Guía completa
Averías que van y vienen según el día
El sistema eléctrico de un coche actual es, sin exagerar, lo más complejo del vehículo: cientos de metros de cable, decenas de módulos comunicándose entre sí, conectores repartidos por toda la carrocería. Cuando algo falla, el síntoma puede ser engañoso — una ventanilla que no responde, un testigo que se enciende sin motivo, un ventilador que arranca cuando le apetece. Y en un coche que pasa buena parte del año expuesto a lluvia y humedad ambiente, hay un patrón que se repite mucho más de lo que la gente espera: la avería aparece unos días y otros no, según cómo esté el ambiente.
El origen que menos se sospecha: la masa
La electricidad del coche vuelve siempre a la batería a través de puntos de masa — tornillos que conectan el cableado a la propia carrocería, repartidos por el vano motor, los largueros, el portón trasero. Son tornillos a la intemperie, con agua encima buena parte del año. Cuando esa unión se oxida, la resistencia eléctrica sube, y una masa con resistencia alta no corta la corriente del todo, la deja pasar mal. De ahí las averías que se explican solas cuando lo piensas: peor con humedad, mejor con tiempo seco, sin patrón aparente si no conoces la causa.
Por eso, antes de hablar de un módulo caro, medimos la caída de tensión en las masas implicadas. Es un paso que lleva poco tiempo y que evita cambiar piezas que no tenían nada que ver con el problema real.
Cuando el código señala al sitio equivocado
Algo parecido pasa con los conectores. Un poco de corrosión en los pines de un conector de sensor da una lectura errática, y la diagnosis la traduce en un código que apunta al sensor. Se cambia el sensor, funciona un par de semanas, y vuelve a fallar — porque el origen nunca estuvo en el sensor, sino en el conector que lo alimentaba. El código dice dónde está el síntoma, no siempre dónde está la causa, y nuestra forma de trabajar aquí es deliberadamente poco vistosa: leer todos los módulos, mover el cableado con la mano mientras se observan los datos en vivo, medir masas y conectores, y solo después hablar de sustituir algo.
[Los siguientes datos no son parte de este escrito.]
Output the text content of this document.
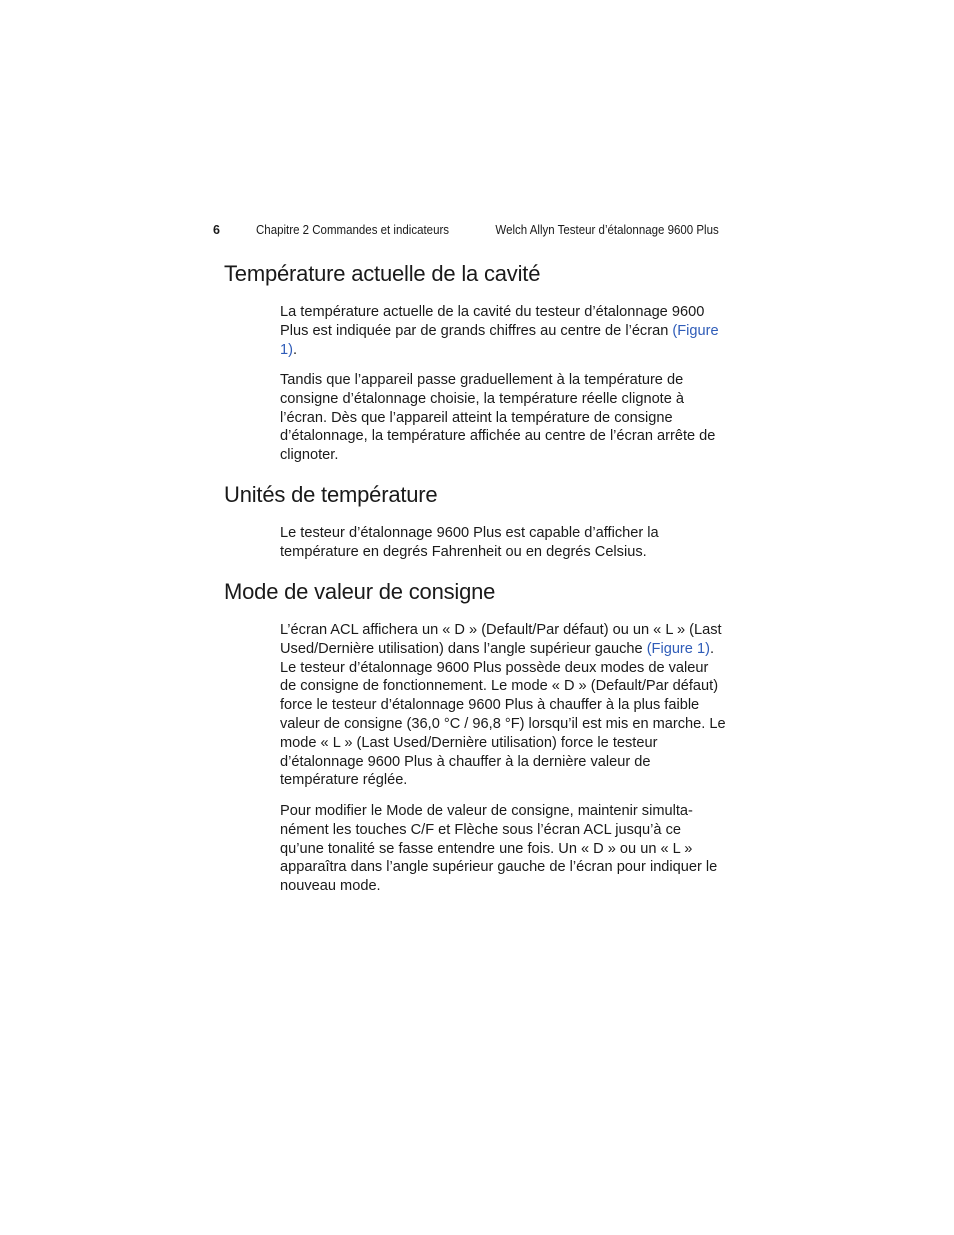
6	Chapitre 2 Commandes et indicateurs	Welch Allyn Testeur d’étalonnage 9600 Plus
Température actuelle de la cavité

La température actuelle de la cavité du testeur d’étalonnage 9600 Plus est indiquée par de grands chiffres au centre de l’écran (Figure 1).

Tandis que l’appareil passe graduellement à la température de consigne d’étalonnage choisie, la température réelle clignote à l’écran. Dès que l’appareil atteint la température de consigne d’étalonnage, la température affichée au centre de l’écran arrête de clignoter.

Unités de température

Le testeur d’étalonnage 9600 Plus est capable d’afficher la température en degrés Fahrenheit ou en degrés Celsius.

Mode de valeur de consigne

L’écran ACL affichera un « D » (Default/Par défaut) ou un « L » (Last Used/Dernière utilisation) dans l’angle supérieur gauche (Figure 1). Le testeur d’étalonnage 9600 Plus possède deux modes de valeur de consigne de fonctionnement. Le mode « D » (Default/Par défaut) force le testeur d’étalonnage 9600 Plus à chauffer à la plus faible valeur de consigne (36,0 °C / 96,8 °F) lorsqu’il est mis en marche. Le mode « L » (Last Used/Dernière utilisation) force le testeur d’étalonnage 9600 Plus à chauffer à la dernière valeur de température réglée.

Pour modifier le Mode de valeur de consigne, maintenir simulta-nément les touches C/F et Flèche sous l’écran ACL jusqu’à ce qu’une tonalité se fasse entendre une fois. Un « D » ou un « L » apparaîtra dans l’angle supérieur gauche de l’écran pour indiquer le nouveau mode.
La avería más repetida: la batería que se va sola
Si el coche pierde carga estando parado varios días, casi siempre hay un módulo que no entra en reposo correctamente y sigue consumiendo corriente de fondo. Se localiza con un amperímetro conectado en serie con la batería, midiendo el consumo tras un rato de reposo, y luego sacando fusibles uno a uno hasta ver cuál hace bajar ese consumo. El culpable suele estar entre la alarma, el módulo de cierre o algún equipo de infoentretenimiento aftermarket mal instalado que nunca llega a apagarse del todo.
Lo que no tocamos
No manipulamos electrónica de forma que comprometa la seguridad del coche ni sus sistemas de emisiones o de asistencia obligatoria. Si el motivo de una consulta apunta en esa dirección, explicamos la alternativa legal, que casi siempre resuelve el mismo problema de fondo sin dejar el coche fuera de norma.